31.5.04

Rio do Rio

Caio Junqueira

Parece piada, mas é verdade. Está em estudo no Rio um projeto de separar o Estado da capital. Parece que o Rio ficou muito mal acostumado sem o leite do Estado e anos depois busca uma solução paliativa para enfrentar a sua economia pífia e seu orgulho grande.
A socióloga Aspásia Camargo, o secretário municipal Alfredo Sirkis e o deputado Fernando Gabeira (PV-RJ) são algumas das “cabeças do movimento”.
De acordo com a socióloga, o Rio sofreu dois “estupros institucionais”: deixar de ser a capital do país, em 1960, e ter sido obrigado a unir-se ao Estado, em 1975.
“A mudança da capital dos Estados Unidos, da Filadélfia para Washington, levou décadas, quase cem anos. A mudança de Bonn para Berlim levou dez anos, foi muito negociada, Bonn fez um pacto para redefinir suas novas funções, que incluiu dinheiro. O Rio, ao contrário, perdeu a capital e nada foi negociado. No espaço de um ano tudo acabou.”
Em outras palavras, ela diz que se Bonn ou Filadélfia tivessem virado capitais de seus países rapidamente teriam “sofrido” com a transição, assim como o Rio “sofre”, desde os anos 60 e 70 devido a perda do status quo de capital brasileira.
Esquece a socióloga que a mesma Berlim foi arrasada durante a Segunda Guerra Mundial e em alguns anos o seu lado ocidental _mesmo sem ser capital do Alemanha, já era muito mais desenvolvida que o seu lado oriental, que era capital de Estado.
Ocorre que deve ser muito difícil acostumar-se com mais de 100 anos de realeza e paparicos oficiais e de repente ver-se sem as amamentações que a fizeram grande.
É preciso enxergar que o que fez Bonn ou Filadélfia continuarem sendo boas cidades não foi o longo processo de transição, mas a cultura americana e alemã, focadas no trabalho, na disciplina e na visão de planejamento, virtudes que não fazem parte da maioria dos cariocas, paulistas e brasileiros.
Contudo, se por um lado o projeto é condenado pelas próprias razões que o motivam, por outro lado ele pode servir de uma colírio oficial aos cariocas, que poderão por meio dele refletirem sobre os reais caminhos que conduzem uma cidade ou um Estado ao desenvolvimento.

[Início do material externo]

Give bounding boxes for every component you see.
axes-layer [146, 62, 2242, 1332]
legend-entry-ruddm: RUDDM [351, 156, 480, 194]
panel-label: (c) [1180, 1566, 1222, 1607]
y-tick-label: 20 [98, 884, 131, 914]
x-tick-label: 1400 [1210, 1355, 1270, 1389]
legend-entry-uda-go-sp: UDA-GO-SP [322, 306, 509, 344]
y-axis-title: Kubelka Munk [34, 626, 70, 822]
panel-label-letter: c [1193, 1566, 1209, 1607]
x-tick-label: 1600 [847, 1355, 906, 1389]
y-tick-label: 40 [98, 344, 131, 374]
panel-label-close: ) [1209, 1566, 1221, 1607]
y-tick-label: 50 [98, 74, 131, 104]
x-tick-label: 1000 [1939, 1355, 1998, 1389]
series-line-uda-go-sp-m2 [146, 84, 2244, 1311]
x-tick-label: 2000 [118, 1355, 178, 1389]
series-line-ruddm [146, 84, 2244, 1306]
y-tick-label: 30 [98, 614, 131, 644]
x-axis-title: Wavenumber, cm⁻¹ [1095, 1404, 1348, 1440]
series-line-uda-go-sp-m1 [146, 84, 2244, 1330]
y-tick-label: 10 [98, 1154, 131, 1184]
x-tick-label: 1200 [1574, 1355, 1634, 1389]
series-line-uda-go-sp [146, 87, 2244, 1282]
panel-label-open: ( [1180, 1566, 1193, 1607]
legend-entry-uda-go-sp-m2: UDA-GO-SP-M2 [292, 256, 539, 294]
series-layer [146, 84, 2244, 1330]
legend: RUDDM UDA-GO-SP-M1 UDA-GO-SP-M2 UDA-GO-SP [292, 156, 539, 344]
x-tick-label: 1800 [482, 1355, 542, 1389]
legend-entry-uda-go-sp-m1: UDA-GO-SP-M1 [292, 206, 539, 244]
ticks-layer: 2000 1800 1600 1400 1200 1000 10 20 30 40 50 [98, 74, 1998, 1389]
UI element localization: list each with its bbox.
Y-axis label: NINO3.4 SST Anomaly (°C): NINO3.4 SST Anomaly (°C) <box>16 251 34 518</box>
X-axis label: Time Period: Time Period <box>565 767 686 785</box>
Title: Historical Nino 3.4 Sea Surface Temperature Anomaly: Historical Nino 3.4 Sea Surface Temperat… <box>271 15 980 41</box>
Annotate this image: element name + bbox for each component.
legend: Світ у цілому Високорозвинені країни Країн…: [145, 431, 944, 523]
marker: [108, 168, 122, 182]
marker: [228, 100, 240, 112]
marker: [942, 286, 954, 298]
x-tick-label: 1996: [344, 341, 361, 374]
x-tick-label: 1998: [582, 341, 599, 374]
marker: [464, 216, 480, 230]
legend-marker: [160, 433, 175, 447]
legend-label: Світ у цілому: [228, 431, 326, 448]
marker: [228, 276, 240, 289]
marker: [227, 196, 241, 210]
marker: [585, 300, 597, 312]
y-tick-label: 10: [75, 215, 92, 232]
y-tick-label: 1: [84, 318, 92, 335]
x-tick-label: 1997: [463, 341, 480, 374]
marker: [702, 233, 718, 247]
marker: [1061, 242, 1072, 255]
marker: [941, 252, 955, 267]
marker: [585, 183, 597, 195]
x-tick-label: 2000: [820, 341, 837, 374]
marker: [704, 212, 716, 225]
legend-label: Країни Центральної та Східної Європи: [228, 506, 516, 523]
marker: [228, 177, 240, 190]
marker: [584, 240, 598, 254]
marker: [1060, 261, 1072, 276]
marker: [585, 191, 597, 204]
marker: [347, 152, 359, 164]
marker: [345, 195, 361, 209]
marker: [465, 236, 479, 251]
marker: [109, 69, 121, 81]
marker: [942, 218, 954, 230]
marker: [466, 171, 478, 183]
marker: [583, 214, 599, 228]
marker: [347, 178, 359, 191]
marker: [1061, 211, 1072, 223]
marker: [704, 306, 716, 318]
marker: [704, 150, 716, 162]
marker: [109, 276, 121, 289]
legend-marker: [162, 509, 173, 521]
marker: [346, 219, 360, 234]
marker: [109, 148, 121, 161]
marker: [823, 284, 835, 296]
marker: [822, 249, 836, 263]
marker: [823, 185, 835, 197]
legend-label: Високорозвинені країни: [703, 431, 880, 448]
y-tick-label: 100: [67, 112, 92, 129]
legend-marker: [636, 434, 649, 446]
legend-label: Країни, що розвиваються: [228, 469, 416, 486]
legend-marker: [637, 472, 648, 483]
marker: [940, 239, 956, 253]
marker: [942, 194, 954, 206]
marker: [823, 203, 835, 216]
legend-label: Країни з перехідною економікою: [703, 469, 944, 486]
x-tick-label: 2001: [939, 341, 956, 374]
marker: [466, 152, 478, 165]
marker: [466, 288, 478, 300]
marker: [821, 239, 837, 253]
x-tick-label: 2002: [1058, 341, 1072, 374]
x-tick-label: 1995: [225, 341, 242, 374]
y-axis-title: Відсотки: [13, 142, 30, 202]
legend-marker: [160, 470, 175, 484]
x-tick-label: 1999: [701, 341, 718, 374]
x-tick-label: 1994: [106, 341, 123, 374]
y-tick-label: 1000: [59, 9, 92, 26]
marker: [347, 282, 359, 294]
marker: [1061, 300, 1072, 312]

GRANDES FORAS DA VIDA DE UM FOCA
Roda de jornalistas cercam a dondoca-prefeita-mulher-de-gringo-bonitão Marta Suplicy, no dia seguinte em que o piloto americano fez um fuck you para as máquia fotográfica da Polícia Federal, no aeroporto de Cumbica.
Entre perguntas diversas, "das que a prefeita gosta de responder", vira o repórter Pantaleão Pantoja:
-Prefeita, o que a senhora achou da atitude do piloto americano que fez o gesto ontem?
-Não sou obrigada a responder isso, diz a loira sangue-azul, na frente de todos os jornalistas, deixando Pantaleão magoado.
Pantaleão concorda que não foi uma pergunta sobre um grande assunto. Mas também concorda que a prefeita não pode se esquivar de responder alguma coisa que tenha sido manchete de todos os jornais do dia.
Pantaleão jura que deu vontade de repetir o gesto do piloto americano para a prefeita Marta.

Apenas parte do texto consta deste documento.